Under a deal with creditors, the workers were put last year into a “labour mobility” scheme, meaning they would receive about two thirds of their salary and be dismissed within 12 months if no other public sector jobs were found for them.

Late on Monday, the ministry for administrative reform said it had identified about 2 400 vacancies for them, mainly in hospitals, courts, prisons and police desk jobs.

“The aim is to man sensitive, frontline positions which provide services to citizens,” the ministry said.

The European Union and the International Monetary Fund have lent Greece about ₣240 billion ($320 billion).

Under Greece’s latest bailout plan agreed in November, Athens is to put 27 000 public sector workers into the labour mobility scheme by the end of the year.

The mobility scheme does not set a specific target for dismissals. But it states that “a large share of those entering this programme (are expected) to ultimately transition to the private sector, notably via mandatory exits”.
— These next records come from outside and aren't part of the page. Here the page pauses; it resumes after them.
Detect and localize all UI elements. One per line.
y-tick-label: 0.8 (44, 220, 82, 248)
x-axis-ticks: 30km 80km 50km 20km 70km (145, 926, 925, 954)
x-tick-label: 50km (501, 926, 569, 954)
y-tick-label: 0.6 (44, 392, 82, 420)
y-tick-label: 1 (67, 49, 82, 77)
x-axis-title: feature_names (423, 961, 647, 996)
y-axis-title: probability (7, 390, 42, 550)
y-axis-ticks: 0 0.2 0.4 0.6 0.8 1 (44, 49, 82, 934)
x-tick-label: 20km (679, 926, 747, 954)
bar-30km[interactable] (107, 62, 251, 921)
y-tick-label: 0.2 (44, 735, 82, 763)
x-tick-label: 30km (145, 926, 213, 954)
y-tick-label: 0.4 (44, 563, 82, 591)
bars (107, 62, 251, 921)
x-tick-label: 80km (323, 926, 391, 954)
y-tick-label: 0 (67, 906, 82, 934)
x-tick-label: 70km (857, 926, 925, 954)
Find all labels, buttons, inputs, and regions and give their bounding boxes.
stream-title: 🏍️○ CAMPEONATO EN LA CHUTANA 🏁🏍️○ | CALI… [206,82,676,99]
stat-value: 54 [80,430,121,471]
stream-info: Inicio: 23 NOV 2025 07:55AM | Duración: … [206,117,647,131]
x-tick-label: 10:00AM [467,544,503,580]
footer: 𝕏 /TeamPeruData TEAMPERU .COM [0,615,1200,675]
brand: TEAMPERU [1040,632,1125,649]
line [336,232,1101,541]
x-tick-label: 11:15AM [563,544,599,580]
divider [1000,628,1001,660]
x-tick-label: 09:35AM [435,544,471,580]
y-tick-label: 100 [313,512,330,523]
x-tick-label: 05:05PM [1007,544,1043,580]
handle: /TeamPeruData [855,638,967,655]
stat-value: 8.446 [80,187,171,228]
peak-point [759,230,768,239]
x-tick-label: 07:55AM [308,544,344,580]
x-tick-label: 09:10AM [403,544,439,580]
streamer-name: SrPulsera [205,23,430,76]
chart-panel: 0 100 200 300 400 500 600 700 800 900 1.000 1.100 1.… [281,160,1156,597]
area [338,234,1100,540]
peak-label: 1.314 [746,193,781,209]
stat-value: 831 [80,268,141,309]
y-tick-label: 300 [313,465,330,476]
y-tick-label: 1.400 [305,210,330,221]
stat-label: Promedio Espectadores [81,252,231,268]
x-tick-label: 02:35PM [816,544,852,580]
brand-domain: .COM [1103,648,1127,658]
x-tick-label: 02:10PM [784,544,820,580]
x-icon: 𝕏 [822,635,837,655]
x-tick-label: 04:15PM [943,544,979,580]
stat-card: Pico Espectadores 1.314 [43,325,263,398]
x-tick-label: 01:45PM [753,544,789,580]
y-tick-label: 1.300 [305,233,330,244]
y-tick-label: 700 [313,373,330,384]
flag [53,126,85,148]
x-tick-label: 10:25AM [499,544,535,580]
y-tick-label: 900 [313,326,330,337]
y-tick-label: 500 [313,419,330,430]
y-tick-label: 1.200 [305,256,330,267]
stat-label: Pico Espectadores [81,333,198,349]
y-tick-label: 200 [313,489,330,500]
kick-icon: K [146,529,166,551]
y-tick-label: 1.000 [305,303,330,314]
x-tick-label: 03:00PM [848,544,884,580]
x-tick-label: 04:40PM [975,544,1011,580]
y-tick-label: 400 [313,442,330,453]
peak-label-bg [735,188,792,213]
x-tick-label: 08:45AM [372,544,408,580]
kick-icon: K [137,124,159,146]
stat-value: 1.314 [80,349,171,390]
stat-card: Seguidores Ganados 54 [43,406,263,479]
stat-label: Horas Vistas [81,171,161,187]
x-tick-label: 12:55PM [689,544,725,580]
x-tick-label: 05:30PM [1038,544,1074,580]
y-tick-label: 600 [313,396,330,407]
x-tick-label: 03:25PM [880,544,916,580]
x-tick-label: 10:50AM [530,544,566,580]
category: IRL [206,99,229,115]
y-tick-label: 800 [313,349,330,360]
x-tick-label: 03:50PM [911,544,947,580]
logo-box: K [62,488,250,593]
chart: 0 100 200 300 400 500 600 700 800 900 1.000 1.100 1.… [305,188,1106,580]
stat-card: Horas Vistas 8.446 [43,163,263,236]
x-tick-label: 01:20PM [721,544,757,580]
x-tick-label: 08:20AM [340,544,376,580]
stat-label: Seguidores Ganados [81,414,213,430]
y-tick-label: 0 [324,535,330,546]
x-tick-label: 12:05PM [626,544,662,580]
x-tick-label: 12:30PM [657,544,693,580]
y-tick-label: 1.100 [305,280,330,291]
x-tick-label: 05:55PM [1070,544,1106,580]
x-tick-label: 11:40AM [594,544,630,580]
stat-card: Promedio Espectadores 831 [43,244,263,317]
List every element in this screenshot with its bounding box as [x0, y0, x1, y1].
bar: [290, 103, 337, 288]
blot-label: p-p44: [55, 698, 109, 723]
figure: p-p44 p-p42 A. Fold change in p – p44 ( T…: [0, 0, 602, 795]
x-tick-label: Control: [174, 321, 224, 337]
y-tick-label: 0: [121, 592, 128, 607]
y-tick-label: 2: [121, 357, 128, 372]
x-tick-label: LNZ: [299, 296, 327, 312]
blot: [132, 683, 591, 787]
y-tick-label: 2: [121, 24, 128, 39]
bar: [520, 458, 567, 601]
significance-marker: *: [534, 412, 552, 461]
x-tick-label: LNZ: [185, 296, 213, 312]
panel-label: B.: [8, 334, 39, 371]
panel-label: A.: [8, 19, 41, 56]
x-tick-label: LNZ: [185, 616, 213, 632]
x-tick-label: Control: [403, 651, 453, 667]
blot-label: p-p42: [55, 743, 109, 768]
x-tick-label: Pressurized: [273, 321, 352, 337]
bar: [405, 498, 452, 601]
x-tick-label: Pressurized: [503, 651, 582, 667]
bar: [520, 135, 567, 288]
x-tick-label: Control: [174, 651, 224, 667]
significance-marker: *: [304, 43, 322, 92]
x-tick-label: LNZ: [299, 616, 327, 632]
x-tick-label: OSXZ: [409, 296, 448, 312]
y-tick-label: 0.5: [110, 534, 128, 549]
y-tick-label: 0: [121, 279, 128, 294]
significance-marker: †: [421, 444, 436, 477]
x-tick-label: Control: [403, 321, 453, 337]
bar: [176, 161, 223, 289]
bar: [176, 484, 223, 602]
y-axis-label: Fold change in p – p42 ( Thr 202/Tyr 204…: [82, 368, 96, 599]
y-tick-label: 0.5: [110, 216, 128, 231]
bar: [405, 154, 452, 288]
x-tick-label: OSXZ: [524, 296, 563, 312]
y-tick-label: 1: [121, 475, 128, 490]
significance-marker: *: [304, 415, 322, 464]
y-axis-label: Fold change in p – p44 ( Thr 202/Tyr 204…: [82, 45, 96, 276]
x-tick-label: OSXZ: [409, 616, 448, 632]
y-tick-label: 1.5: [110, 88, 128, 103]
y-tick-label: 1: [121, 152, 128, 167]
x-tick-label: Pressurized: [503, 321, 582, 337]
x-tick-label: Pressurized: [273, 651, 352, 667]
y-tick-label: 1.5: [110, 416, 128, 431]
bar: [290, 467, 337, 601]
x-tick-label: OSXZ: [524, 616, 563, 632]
Greece must overall cut 150 000 public sector jobs from 2010 to 2015, about a fifth of the total, through hiring curbs, retirements and dismissals. The EU says it insists on this because Greece’s public wage bill more than doubled from 2001 to 2009, a period in which the euro area’s rose by less than half.

But anxious to avoid even harsher austerity measures amid the country’s deepest postwar recession and record unemployment, Greece’s fragile coalition government hopes to fulfil its target through hiring curbs and retirements.

Speaking late on Monday, the leaders of the two smaller parties in the ruling coalition ruled out any firings.